RESULTS: The twelve PID diagnoses were CVID (1,098 patients), DiGeorge syndrome, Chronic granulomatous disease, Congenital agammaglobulinemia, ID not otherwise classified, Specific antibody deficiency, Complement deficiency, Hyper-IgM, Leukocyte adhesion deficiency, ectodermal dysplasia with immune deficiency, Severe combined immune deficiency, and Wiskott-Aldrich syndrome. For CVID, the model found an accuracy on the train sample of 0.80, with an area under the ROC curve (AUC) of 0.80, and a Gini coefficient of 0.60. In the test subset, accuracy was 0.76, AUC 0.75, and Gini 0.51. The positive feature value to predict CVID was highest for upper respiratory infections, asthma, autoimmunity and hypogammaglobulinemia. Features with the highest negative predictive value were high IgE, growth delay, abscess, lymphopenia, and congenital heart disease. For the rest of the diagnoses, accuracy stayed between 0.75 and 0.99, AUC 0.46-0.87, Gini 0.07-0.75, and LogLoss 0.09-8.55. See tables and figures.

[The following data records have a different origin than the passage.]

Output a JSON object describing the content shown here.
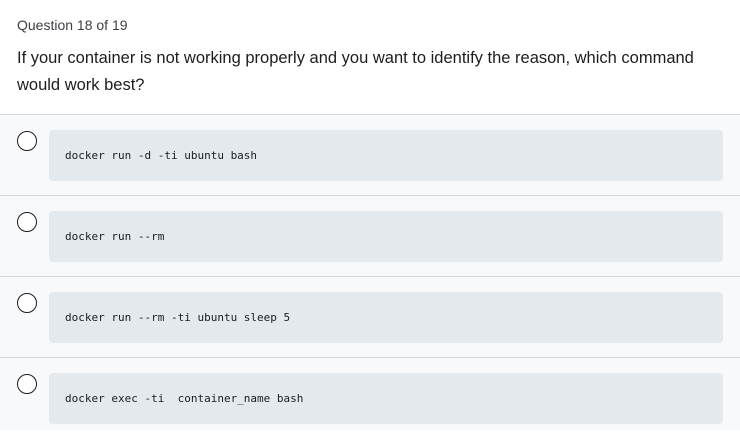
{
  "question": {
    "counter": "Question 18 of 19",
    "prompt": "If your container is not working properly and you want to identify the reason, which command would work best?"
  },
  "answers": [
    {
      "code": "docker run -d -ti ubuntu bash"
    },
    {
      "code": "docker run --rm"
    },
    {
      "code": "docker run --rm -ti ubuntu sleep 5"
    },
    {
      "code": "docker exec -ti  container_name bash"
    }
  ]
}
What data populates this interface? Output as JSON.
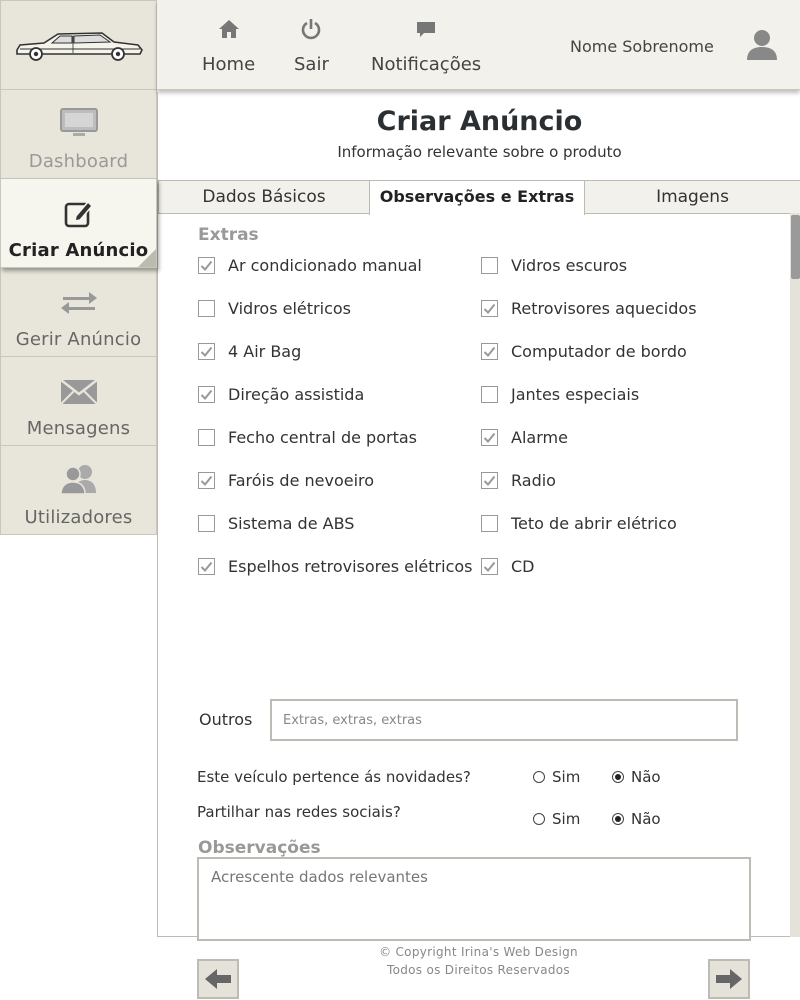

DISCUSSION: Clinicians should remember to consider the negative predictive features together with the positives. We are calling this a proof-of-concept study to continue with our explorations. A good performance is encouraging, and the feature importance might aid feature selection for future endeavors. In the meantime, we can learn from the rules derived by the model and build a user-friendly decision tree to generate differential diagnoses.